Inventurous’ first big project is brand Rubbish Bags – purses and tote bags designed by de la Garza and made from bags that would otherwise end up as rubbish.
“What I really wanted to do was creatively recycle locally. So what can we do with our materials locally that inspire people to, firstly, use less, and secondly, to think of it as a resource, not as a waste stream?” she asked herself.
She identified that newspaper delivery sleeves are particularly difficult for municipal waste companies to recycle (they tend to clog the machines), so she enlisted community members and groups, including in the Greenmeadow neighborhood of Palo Alto and local libraries, to collect bags from New York Times deliveries specifically, which come in a distinctive blue hue.

“So there are places now that are collecting for me, and not only is that great for me because it’s a single-stream source that is clean, it’s also just getting people to sort of subconsciously think about what they’re doing with their waste stream and that’s the bigger goal: behavioral change,” she said.
She started out by making wallets, inspired by designs she saw on the Precious Plastic network, then wanted to go larger. In her Palo Alto studio, she creates pleather (plastic leather) material by heating and pressing the shredded plastic, then assembling it into bags along with upcycled leather from old couches and other bits and pieces (at the time of this interview, she had recently been given a large supply of black plastic from Stanford University’s Hoover Institute, which has a pleasing texture when pressed.)
Rubbish Bags are currently for sale online, as well as sometimes through the local sustainable goods store Ethos, which has branches in Los Altos, Los Gatos and Capitola.

Prices range depending on the design and how many hours of work goes into each bag. The bucket tote model, for example, starts at $96 while the “mini” model starts at $196, with options for add-ons such as crossbody chains.
“A lot of people who buy them are people who collect bags or who have some interest in sustainability as well as fashion,” she said.
While some of the machinery feels high-tech, much of the bag-making process also utilizes old-fashioned design principles, leathercraft techniques and manual work.
“I think there’s something charming about that, and also when people see what it is we’re doing here, they can sort of see there’s a potential to do a lot of things,” she said.
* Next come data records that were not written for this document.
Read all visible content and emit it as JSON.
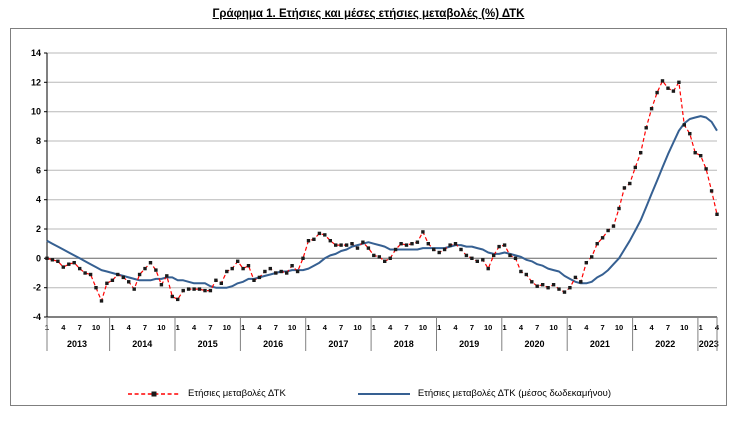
{
  "chart_data": {
    "type": "line",
    "title": "Γράφημα 1. Ετήσιες και μέσες ετήσιες μεταβολές (%) ΔΤΚ",
    "ylim": [
      -4,
      14
    ],
    "y_ticks": [
      14,
      12,
      10,
      8,
      6,
      4,
      2,
      0,
      -2,
      -4
    ],
    "years": [
      "2013",
      "2014",
      "2015",
      "2016",
      "2017",
      "2018",
      "2019",
      "2020",
      "2021",
      "2022",
      "2023"
    ],
    "months_per_year": [
      12,
      12,
      12,
      12,
      12,
      12,
      12,
      12,
      12,
      12,
      4
    ],
    "month_tick_labels": [
      "1",
      "4",
      "7",
      "10"
    ],
    "grid_color": "#b8b8b8",
    "zero_line_color": "#666666",
    "axis_color": "#000000",
    "series": [
      {
        "name": "Ετήσιες μεταβολές ΔΤΚ",
        "style": "dashed",
        "color": "#ff0000",
        "marker": "#1a1a1a",
        "values": [
          0.0,
          -0.1,
          -0.2,
          -0.6,
          -0.4,
          -0.3,
          -0.7,
          -1.0,
          -1.1,
          -2.0,
          -2.9,
          -1.7,
          -1.5,
          -1.1,
          -1.3,
          -1.6,
          -2.1,
          -1.1,
          -0.7,
          -0.3,
          -0.8,
          -1.8,
          -1.2,
          -2.6,
          -2.8,
          -2.2,
          -2.1,
          -2.1,
          -2.1,
          -2.2,
          -2.2,
          -1.5,
          -1.7,
          -0.9,
          -0.7,
          -0.2,
          -0.7,
          -0.5,
          -1.5,
          -1.3,
          -0.9,
          -0.7,
          -1.0,
          -0.9,
          -1.0,
          -0.5,
          -0.9,
          0.0,
          1.2,
          1.3,
          1.7,
          1.6,
          1.2,
          0.9,
          0.9,
          0.9,
          1.0,
          0.7,
          1.1,
          0.7,
          0.2,
          0.1,
          -0.2,
          0.0,
          0.6,
          1.0,
          0.9,
          1.0,
          1.1,
          1.8,
          1.0,
          0.6,
          0.4,
          0.6,
          0.9,
          1.0,
          0.6,
          0.2,
          0.0,
          -0.2,
          -0.1,
          -0.7,
          0.2,
          0.8,
          0.9,
          0.2,
          0.0,
          -0.9,
          -1.1,
          -1.6,
          -1.9,
          -1.8,
          -2.0,
          -1.8,
          -2.1,
          -2.3,
          -2.0,
          -1.3,
          -1.6,
          -0.3,
          0.1,
          1.0,
          1.4,
          1.9,
          2.2,
          3.4,
          4.8,
          5.1,
          6.2,
          7.2,
          8.9,
          10.2,
          11.3,
          12.1,
          11.6,
          11.4,
          12.0,
          9.1,
          8.5,
          7.2,
          7.0,
          6.1,
          4.6,
          3.0
        ]
      },
      {
        "name": "Ετήσιες μεταβολές ΔΤΚ (μέσος δωδεκαμήνου)",
        "style": "solid",
        "color": "#366092",
        "values": [
          1.2,
          1.0,
          0.8,
          0.6,
          0.4,
          0.2,
          0.0,
          -0.2,
          -0.4,
          -0.6,
          -0.8,
          -0.9,
          -1.0,
          -1.1,
          -1.2,
          -1.3,
          -1.4,
          -1.5,
          -1.5,
          -1.5,
          -1.4,
          -1.4,
          -1.3,
          -1.3,
          -1.5,
          -1.5,
          -1.6,
          -1.7,
          -1.7,
          -1.7,
          -1.9,
          -2.0,
          -2.0,
          -2.0,
          -1.9,
          -1.7,
          -1.6,
          -1.4,
          -1.4,
          -1.3,
          -1.2,
          -1.1,
          -1.0,
          -0.9,
          -0.9,
          -0.8,
          -0.8,
          -0.8,
          -0.7,
          -0.5,
          -0.3,
          0.0,
          0.2,
          0.3,
          0.5,
          0.6,
          0.8,
          0.9,
          1.0,
          1.1,
          1.0,
          0.9,
          0.8,
          0.6,
          0.6,
          0.6,
          0.6,
          0.6,
          0.6,
          0.7,
          0.7,
          0.7,
          0.7,
          0.7,
          0.8,
          0.9,
          0.9,
          0.8,
          0.8,
          0.7,
          0.6,
          0.4,
          0.3,
          0.3,
          0.4,
          0.3,
          0.2,
          0.1,
          -0.1,
          -0.2,
          -0.4,
          -0.5,
          -0.7,
          -0.8,
          -0.9,
          -1.2,
          -1.4,
          -1.6,
          -1.7,
          -1.7,
          -1.6,
          -1.3,
          -1.1,
          -0.8,
          -0.4,
          0.0,
          0.6,
          1.2,
          1.9,
          2.6,
          3.5,
          4.4,
          5.3,
          6.2,
          7.1,
          7.9,
          8.7,
          9.2,
          9.5,
          9.6,
          9.7,
          9.6,
          9.3,
          8.7
        ]
      }
    ]
  }
}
The HDP and LDP plastics de la Garza works with are the least toxic types, she said. “We’re not burning it, we’re fusing it. We’re melting it at a point that it doesn’t release any VOCs,” she said. “But even still, I just make sure that I have filtration systems so that it’s absolutely clean.”
She also enjoys helping others realize their plastic project ideas, holding open days in her studio several times a year for people to come in, explore the materials and make recycled treasures of their own. She’s been designing a soap holder, inspired by the thought of “How can I get people, instead of buying plastic jars, plastic bottles to put shampoo in, to use a shampoo bar instead?” de la Garza said.
“Just looking at little ways that we can do that, get that behavior change happening in the community,” she added.

‘Everybody can do something’
The long-term hope “is for a future where our business is redundant and we no longer have the materials to make creative projects from plastic,” Inventurous’ website states. In the meantime, all of these local organizations offer ways for the community to get involved.
“The absolute best way to help us, hands down, is we need volunteers to come sort and shred our plastics,” Nick Schick said.
Don’t discount the small steps. “As is the case for a lot of different activism or ways to improve your life, you have to do what you can,” he said. “If you see an opportunity to use your water bottle more or pack your lunch instead of getting it in the to-go container, then go for it.”
Ultimately, “for those that can choose, they should not choose plastic, whenever they can. That’s really the message,” David Schick said. “Everybody can do something, even if they can’t come here to help us or they can’t donate to us, they can at the very least think twice about buying something made out of plastic.”